Why an email address doesn’t work as an OpenID

From Design Build Test Repeat:

So my call to web developers, explain why an email based authentication would not work

  1. User goes to www.iwanttousethiswebsite.com
  2. User types in email address myname@yahoo.com
  3. www.iwanttousethiswebsite.com send an email to myname@yahoo.com
  4. The mail will contain a url like http://www.iwanttousethiswebsite.com/login/1234-2345- qqwsedtod-swqjduehs-etc-etc
  5. At the same time the site stores the relationship between this unique id and the email address
  6. User goes to email site, and opens up the email from www.iwanttousethiswebsite.com.
  7. They click on the url and are take to the website where the back end code validates the id is genuine and logs the user in.
  8. At that point the user has the opportunity to modify the data relating to them, like display name, interests etc.
  9. The next time they log in, the same thing happens

Now, I think that would work, and I’m going to try it with a new website I am building in the area of citizen empowerment. Should be interesting.

Diarmuid

The blog may be called “Design Build Test Repeat”, but Diarmuid appears to have only done the first step… :) Using email would NOT work. It’s not just that spam is a drawback (it is), but that it’s totally unworkable due to other problems.

It’s vulnerable to attack since email is typically neither encrypted in transit nor authenticated, so it’s possible for an attacker to see the plaintext of an email intended for another person just by running a sniffer and then access the login URL, logging in in their place. Ability to read unencrypted email traffic is no indicator that you are the legitimate owner of the account in question. Even trying to mitigate this risk with PKI would complicate matters since you need to verify your public key to the site you want to log into anyway. This is equivalent to the very problem we’re trying to solve.

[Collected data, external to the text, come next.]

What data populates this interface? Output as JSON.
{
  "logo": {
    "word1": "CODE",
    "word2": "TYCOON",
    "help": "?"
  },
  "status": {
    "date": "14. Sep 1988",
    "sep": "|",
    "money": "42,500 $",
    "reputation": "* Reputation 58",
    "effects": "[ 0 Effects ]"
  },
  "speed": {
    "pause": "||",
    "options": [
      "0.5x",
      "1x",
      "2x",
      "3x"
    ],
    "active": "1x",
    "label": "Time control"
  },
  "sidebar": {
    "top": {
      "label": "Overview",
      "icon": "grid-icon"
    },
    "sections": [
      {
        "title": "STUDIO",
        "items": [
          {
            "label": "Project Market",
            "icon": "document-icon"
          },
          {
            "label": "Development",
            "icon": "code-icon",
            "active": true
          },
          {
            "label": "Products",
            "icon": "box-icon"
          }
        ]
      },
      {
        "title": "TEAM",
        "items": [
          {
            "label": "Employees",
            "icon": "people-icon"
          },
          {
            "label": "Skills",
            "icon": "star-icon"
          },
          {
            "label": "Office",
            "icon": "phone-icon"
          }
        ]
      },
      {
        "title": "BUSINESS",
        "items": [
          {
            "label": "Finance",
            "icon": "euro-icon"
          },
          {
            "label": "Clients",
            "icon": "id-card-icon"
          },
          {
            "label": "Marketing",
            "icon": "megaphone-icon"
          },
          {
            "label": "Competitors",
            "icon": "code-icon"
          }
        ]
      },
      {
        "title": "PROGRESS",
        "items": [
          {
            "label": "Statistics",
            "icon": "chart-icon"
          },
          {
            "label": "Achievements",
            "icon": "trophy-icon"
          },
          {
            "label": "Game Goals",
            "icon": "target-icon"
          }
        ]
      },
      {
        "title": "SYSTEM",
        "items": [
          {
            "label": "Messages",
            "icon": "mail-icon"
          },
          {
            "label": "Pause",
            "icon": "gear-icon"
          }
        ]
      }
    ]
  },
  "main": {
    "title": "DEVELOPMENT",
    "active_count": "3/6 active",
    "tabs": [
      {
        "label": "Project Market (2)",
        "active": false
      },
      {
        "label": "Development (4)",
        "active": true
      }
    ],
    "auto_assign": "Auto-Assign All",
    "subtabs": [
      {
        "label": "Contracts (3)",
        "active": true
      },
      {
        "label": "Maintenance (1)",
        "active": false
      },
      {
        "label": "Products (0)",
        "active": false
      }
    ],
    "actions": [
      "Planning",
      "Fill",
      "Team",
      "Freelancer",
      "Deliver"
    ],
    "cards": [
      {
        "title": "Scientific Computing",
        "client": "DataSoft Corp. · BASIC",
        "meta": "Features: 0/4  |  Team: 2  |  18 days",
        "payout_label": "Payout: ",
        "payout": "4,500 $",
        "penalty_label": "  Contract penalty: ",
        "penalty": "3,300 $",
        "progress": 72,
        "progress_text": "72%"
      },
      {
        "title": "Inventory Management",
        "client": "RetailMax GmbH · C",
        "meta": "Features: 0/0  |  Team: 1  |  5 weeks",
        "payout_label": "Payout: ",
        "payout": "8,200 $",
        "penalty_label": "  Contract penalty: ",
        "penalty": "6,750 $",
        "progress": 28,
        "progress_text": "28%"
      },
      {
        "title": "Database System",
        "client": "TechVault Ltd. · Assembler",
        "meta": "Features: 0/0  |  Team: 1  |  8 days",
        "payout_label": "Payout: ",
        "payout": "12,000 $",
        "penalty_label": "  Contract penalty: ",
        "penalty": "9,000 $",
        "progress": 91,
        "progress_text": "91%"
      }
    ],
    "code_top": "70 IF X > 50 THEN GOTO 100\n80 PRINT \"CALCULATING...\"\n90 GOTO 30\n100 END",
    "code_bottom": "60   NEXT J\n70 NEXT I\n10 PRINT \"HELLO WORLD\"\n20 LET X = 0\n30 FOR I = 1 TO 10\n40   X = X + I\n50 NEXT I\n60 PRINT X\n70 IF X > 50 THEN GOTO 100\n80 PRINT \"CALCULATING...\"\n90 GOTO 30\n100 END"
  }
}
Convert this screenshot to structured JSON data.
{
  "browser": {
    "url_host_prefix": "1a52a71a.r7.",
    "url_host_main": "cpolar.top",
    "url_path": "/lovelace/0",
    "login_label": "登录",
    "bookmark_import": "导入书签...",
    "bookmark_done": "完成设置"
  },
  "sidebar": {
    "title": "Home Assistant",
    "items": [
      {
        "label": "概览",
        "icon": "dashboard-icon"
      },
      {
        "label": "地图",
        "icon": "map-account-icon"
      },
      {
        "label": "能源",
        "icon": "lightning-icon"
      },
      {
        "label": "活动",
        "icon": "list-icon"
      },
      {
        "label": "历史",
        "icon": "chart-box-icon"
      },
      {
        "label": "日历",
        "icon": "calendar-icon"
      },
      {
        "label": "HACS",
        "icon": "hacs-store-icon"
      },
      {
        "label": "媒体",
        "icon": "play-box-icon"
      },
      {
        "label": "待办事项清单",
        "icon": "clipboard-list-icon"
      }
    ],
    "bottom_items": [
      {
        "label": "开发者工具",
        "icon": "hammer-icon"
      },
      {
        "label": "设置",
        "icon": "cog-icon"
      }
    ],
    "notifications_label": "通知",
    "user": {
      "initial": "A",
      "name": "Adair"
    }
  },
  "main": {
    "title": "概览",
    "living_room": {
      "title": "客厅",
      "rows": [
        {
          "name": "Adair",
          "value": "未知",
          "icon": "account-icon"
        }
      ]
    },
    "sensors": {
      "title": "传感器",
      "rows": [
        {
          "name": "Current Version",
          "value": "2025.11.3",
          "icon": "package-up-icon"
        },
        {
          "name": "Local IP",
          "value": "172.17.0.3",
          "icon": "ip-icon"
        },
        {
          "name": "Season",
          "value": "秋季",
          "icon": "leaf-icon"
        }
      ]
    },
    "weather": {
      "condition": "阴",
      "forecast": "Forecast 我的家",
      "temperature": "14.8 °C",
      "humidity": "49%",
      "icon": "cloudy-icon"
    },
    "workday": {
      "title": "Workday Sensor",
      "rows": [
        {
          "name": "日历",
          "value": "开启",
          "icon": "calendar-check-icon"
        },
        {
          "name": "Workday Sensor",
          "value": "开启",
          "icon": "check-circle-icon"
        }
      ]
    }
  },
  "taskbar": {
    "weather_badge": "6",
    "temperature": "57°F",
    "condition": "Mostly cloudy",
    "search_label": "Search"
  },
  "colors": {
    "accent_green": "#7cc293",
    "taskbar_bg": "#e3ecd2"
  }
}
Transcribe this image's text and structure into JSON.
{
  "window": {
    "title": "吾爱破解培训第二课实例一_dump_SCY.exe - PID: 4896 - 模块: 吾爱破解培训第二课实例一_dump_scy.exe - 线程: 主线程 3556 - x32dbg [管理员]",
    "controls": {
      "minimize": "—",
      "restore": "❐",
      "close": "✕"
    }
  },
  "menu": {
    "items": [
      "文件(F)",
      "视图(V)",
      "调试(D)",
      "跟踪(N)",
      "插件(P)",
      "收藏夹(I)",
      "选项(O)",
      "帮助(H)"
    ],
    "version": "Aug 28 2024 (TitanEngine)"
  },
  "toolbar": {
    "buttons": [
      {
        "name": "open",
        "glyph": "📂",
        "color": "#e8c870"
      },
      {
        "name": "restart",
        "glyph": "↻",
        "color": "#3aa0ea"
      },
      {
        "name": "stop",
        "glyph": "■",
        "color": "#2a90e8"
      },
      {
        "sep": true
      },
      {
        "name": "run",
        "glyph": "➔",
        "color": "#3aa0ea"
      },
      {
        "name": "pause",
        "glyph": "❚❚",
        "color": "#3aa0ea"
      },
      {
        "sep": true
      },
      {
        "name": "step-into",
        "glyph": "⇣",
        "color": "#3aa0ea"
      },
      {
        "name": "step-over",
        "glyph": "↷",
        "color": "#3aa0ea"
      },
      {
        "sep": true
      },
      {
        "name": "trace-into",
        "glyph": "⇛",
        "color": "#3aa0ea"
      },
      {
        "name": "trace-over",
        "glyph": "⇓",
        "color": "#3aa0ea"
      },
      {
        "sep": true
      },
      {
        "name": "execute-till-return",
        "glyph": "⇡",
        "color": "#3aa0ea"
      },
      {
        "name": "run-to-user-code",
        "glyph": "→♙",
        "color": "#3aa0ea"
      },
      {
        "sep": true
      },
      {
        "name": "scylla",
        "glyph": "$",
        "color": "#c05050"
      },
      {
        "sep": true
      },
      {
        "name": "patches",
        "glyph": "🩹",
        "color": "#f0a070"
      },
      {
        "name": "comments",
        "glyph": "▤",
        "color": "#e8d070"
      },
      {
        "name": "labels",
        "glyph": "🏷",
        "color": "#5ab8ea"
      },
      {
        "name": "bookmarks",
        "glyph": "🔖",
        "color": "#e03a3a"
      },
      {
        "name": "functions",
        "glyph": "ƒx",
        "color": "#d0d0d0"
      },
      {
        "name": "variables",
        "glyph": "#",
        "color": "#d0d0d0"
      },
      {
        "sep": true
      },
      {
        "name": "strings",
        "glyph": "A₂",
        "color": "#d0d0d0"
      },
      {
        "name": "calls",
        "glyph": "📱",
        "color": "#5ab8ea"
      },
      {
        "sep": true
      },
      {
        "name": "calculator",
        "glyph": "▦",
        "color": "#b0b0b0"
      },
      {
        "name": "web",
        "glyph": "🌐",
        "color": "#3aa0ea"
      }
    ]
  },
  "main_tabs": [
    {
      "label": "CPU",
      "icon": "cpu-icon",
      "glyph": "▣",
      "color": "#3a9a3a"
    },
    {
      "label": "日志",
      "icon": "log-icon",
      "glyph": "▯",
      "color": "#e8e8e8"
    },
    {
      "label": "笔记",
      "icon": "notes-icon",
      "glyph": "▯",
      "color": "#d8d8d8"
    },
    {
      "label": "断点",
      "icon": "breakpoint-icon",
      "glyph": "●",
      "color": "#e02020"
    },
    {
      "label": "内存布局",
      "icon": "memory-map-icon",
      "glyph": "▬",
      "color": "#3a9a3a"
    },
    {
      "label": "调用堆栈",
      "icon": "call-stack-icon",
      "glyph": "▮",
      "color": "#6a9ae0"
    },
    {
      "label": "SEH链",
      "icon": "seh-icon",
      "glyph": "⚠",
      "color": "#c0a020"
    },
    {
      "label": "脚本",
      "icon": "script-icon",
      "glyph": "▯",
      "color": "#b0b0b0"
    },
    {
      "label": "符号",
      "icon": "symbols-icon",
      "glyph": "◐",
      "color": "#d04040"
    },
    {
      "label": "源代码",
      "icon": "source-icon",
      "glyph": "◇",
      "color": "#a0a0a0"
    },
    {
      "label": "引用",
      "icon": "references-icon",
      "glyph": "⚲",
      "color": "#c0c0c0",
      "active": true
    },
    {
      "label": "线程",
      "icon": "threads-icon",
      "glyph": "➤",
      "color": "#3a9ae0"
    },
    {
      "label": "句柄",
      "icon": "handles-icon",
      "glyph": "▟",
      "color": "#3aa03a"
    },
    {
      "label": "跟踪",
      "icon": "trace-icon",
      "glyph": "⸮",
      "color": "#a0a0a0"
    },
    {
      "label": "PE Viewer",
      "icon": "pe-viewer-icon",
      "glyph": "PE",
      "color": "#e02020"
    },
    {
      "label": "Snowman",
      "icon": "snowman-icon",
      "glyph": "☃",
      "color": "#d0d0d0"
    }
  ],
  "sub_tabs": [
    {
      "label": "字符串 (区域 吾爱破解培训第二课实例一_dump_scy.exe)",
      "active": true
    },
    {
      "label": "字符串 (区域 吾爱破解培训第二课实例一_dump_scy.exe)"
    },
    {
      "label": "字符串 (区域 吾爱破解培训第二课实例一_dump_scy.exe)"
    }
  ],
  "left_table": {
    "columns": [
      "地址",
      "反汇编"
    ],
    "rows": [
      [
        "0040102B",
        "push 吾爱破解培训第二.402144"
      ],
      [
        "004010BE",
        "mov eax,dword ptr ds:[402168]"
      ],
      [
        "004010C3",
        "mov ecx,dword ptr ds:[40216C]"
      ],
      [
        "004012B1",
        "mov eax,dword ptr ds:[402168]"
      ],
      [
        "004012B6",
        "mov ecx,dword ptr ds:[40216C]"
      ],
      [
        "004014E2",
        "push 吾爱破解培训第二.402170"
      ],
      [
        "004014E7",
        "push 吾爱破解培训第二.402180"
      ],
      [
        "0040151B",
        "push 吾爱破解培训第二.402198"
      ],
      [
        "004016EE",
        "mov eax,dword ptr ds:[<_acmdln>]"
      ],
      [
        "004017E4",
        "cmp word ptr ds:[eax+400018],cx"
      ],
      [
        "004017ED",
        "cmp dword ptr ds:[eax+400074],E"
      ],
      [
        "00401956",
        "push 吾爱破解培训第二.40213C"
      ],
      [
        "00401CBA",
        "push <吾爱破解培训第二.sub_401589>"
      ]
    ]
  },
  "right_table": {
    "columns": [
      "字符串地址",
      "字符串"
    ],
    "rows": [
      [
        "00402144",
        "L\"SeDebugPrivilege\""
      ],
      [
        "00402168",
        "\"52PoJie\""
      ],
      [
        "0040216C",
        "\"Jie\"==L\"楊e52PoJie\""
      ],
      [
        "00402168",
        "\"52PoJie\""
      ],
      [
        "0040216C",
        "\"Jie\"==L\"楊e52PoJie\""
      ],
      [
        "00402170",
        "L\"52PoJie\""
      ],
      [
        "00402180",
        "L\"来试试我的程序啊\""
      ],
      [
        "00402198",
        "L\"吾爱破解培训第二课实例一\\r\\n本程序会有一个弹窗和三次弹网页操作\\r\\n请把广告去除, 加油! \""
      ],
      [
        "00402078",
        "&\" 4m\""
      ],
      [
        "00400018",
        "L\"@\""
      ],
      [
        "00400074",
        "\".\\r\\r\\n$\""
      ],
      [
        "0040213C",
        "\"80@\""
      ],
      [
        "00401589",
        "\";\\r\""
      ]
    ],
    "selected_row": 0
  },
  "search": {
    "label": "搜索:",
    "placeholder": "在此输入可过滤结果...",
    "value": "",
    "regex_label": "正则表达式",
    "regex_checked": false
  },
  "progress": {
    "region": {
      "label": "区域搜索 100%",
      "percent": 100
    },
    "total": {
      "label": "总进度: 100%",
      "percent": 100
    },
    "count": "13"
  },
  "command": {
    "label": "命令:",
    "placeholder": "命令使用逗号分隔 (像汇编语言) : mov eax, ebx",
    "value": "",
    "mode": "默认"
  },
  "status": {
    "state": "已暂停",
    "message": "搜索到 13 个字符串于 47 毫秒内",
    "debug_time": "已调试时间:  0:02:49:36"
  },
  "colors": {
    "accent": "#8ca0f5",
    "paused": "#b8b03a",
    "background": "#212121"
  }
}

Ultimately though your solution is actually too complex, since what you’re proposing is out-of-band authentication, you authenticate for web access with email access. What if you’re browsing the web somewhere where you don’t have access to your email? To log in to a website, you should only need access to the web. Many email providers offer webmail, but many don’t. Email delivery often has high latency as well, so you could wait 5-10 minutes to log into a website.

This also assumes that the website you’re trying to access has a hosting provider that lets them send email, probably not a good assumption. With OpenID you don’t need to do anything but be able to run scripts on your webhost to authenticate your users, certainly something which is already a prerequisite to offering the service itself that users are authenticating to.